The value of the F-1 score.

Return type

f1 (float)

fall_out(y_true: numpy.array, y_score: numpy.array)float[source]

Calculate the fall out (duplicate of false_positive_rate()).

Parameters
  • y_true (array-like) – An N x 1 array of ground truth values.

  • y_score (array-like) – An N x 1 array of predicted values.

Returns

The fall out value.

Return type

fpr (float)

false_discovery_rate(y_true: numpy.array, y_score: numpy.array)float[source]

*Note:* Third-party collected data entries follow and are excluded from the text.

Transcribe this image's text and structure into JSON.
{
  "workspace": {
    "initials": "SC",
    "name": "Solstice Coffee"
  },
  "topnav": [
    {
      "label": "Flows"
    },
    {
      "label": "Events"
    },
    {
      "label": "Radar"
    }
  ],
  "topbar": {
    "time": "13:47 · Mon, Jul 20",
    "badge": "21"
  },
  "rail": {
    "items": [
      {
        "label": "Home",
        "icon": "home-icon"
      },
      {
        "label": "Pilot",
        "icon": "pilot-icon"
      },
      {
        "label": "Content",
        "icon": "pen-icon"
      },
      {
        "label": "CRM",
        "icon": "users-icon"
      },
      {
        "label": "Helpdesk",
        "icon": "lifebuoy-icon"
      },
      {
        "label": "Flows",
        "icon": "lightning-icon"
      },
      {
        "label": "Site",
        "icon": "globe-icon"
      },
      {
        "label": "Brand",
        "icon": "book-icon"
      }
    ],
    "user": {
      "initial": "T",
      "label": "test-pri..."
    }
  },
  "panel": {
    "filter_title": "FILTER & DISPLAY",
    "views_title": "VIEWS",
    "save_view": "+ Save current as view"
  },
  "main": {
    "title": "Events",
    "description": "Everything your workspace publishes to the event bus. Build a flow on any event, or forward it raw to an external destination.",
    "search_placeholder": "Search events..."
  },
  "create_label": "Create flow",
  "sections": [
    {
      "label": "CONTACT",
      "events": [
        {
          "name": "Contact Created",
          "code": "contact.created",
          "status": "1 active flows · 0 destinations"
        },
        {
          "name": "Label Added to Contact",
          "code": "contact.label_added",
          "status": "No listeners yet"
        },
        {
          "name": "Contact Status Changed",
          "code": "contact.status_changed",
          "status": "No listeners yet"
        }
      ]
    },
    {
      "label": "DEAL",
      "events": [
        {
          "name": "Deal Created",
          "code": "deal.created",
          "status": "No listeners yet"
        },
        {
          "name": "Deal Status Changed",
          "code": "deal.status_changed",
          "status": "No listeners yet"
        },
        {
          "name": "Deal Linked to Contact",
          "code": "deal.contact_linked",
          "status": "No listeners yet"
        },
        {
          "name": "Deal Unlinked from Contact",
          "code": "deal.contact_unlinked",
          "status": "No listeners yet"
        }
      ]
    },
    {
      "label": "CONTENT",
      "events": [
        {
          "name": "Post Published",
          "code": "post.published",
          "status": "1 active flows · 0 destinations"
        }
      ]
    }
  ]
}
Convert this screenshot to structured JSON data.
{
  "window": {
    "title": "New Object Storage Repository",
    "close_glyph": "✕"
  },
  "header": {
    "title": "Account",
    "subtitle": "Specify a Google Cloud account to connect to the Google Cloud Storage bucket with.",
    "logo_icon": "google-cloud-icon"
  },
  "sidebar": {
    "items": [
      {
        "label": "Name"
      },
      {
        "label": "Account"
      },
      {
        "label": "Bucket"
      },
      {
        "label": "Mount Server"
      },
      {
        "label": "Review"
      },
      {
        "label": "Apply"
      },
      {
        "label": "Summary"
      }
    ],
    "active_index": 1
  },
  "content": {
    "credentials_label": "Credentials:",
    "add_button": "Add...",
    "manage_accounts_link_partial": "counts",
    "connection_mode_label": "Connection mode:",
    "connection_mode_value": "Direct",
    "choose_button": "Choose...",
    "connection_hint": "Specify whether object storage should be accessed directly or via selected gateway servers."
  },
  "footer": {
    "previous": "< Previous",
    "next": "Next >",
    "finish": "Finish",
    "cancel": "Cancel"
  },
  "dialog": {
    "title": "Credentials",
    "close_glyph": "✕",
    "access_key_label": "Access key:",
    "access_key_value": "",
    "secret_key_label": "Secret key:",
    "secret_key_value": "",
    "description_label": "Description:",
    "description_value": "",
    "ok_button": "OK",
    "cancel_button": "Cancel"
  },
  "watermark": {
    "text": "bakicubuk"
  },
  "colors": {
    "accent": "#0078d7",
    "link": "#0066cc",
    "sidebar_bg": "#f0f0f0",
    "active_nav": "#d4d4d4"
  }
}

Calculate the false discovery rate.

Parameters
  • y_true (array-like) – An N x 1 array of ground truth values.

  • y_score (array-like) – An N x 1 array of predicted values.

Returns

The false discovery rate value.

Return type

fdr (float)

false_negative(y_true: numpy.array, y_score: numpy.array)float[source]

Calculate the number of false negatives.

Parameters
  • y_true (array-like) – An N x 1 array of ground truth values.

  • y_score (array-like) – An N x 1 array of predicted values.

Returns

The number of false negatives.

Return type

fn (float)

false_negative_rate(y_true: numpy.array, y_score: numpy.array)float[source]

Calculate the false negative rate (duplicated in miss_rate()).

Parameters
  • y_true (array-like) – An N x 1 array of ground truth values.

  • y_score (array-like) – An N x 1 array of predicted values.

Returns

The false negative rate value.

Return type

fnr (float)

false_omission_rate(y_true: numpy.array, y_score: numpy.array)float[source]

Calculate the false omission rate.

Parameters
  • y_true (array-like) – An N x 1 array of ground truth values.

  • y_score (array-like) – An N x 1 array of predicted values.

Returns

The false omission rate value.

Return type

fomr (float)

false_positive(y_true: numpy.array, y_score: numpy.array)float[source]

Calculate the number of false positives.

Parameters
  • y_true (array-like) – An N x 1 array of ground truth values.

  • y_score (array-like) – An N x 1 array of predicted values.

Returns

The number of false positives.

Return type

fp (float)

false_positive_rate(y_true: numpy.array, y_score: numpy.array)float[source]

Calculate the false positive rate (duplicated in false_positive_rate()).

Parameters
  • y_true (array-like) – An N x 1 array of ground truth values.

  • y_score (array-like) – An N x 1 array of predicted values.

Returns

The false positive rate value.

Return type

fpr (float)

fowlkes_mallows_index(y_true: numpy.array, y_score: numpy.array)float[source]

Calculate the Fowlkes-Mallows index.

Parameters
  • y_true (array-like) – An N x 1 array of ground truth values.

  • y_score (array-like) – An N x 1 array of predicted values.

Returns

The the Fowlkes-Mallows index value.

Return type

fm (float)

hit_rate(y_true: numpy.array, y_score: numpy.array)float[source]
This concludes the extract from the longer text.